Both India and Pakistan are seeking the group’s membership. In the nuclear realm, both Pakistan and India share a number of common features, like: both are nuclear weapon sates; are non-members of NPT and CTBT; since 1998, both are abiding by their unilateral moratorium on nuclear testing; are proponents of global disarmament; their force goals are governed by minimum credible deterrence; both have a potent nuclear regulator and stringent export control regimes etc. Moreover, both counties have evolved a number of bilateral CBMs related to nuclear and missile activities, like advance warning of nuclear test and missile launch, and annual exchange of list of nuclear installations etc. The membership would greatly enhance the acceptance of these two countries as nuclear weapons states and give them a say in how countries should conduct trade in nuclear-related exports. Moreover, both will stand answerable to NSG for their conduct on nuclear trade.

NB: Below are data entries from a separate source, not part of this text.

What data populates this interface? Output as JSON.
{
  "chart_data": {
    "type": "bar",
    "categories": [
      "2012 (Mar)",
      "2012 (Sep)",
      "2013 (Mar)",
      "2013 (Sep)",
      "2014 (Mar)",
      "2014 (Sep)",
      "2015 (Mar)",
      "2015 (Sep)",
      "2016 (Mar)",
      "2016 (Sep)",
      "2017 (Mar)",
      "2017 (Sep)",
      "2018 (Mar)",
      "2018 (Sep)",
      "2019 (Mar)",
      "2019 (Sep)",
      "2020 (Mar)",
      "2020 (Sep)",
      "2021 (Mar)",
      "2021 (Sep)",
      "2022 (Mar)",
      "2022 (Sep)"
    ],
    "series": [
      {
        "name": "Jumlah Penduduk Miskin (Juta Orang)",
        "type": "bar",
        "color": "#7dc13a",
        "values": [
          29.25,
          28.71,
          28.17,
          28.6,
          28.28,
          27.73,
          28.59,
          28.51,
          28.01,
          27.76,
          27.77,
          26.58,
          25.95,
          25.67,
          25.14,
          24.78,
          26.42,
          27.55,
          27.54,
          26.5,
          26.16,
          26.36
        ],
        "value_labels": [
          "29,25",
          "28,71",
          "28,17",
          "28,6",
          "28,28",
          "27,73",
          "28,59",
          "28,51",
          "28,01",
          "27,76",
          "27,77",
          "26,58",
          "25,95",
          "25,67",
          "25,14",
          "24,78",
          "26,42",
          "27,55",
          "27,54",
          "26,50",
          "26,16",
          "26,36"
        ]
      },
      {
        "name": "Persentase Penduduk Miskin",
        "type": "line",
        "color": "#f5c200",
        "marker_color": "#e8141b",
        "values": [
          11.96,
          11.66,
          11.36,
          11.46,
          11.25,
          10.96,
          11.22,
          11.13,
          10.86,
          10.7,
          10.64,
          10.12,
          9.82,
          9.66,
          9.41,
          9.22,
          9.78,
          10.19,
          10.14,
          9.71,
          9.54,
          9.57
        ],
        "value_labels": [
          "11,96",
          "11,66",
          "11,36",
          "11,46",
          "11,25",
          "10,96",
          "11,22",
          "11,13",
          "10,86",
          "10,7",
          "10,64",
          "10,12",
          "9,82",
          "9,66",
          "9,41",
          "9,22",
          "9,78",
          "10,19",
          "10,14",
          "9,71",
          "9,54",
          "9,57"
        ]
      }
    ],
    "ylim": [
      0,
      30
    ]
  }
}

Therefore, any criterion based expansion of the group would mean simultaneous entry of both the countries. Any country specific effort to have India in and Pakistan out will render the group dysfunctional and ineffective. That’s why Pakistan is pursuing for a non-discriminatory criterion based approach for the expansion of NSG. Giving India membership and denying it to Pakistan would be discriminatory and would not serve global non-proliferation and other strategic objectives; moreover, it could throw-up a number of operational and functional lacunae which shall be difficult to reconcile. India already has a partnership arrangement with the NSG, and grant of membership to India alone would elevate its status disproportionately. Moreover, since the group operates on consensus, membership would give India a perpetual veto over any future decisions involving Pakistan.
Pakistan does not subscribe to country specific expansions and proposes that membership to all strategic regimes should be criteria based. Whenever such expansions are criteria based, Pakistan shall have no problem in qualifying for full membership of all strategic trade regimes due to the mentioned similarities in the nuclear profiles of India and Pakistan.
The way forward in the India-Pakistan setting is in engaging substantively to narrow the perceptional gaps and address the issues that lie at the root of both countries’ security predicaments. Indeed both should look forward to graduate from a nuclear triad to a triad of peace, progress and prosperity.
Nuclear powers do not define their relations by threats or bluster. The only answer to the dilemmas created by the region’s nuclearization is to engage, seriously and constructively, to build a better understanding of each other’s conventional and nuclear policies, doctrines and postures through meaningful confidence building measures both in nuclear and conventional military spheres. Pakistan’s proposal for a Strategic Restraint Regime has three interlocking elements designed to achieve strategic stability – measures for nuclear restraint, conventional military balance and resolution of disputes. The proposal is still on the table and presents a way forward in a win-win manner.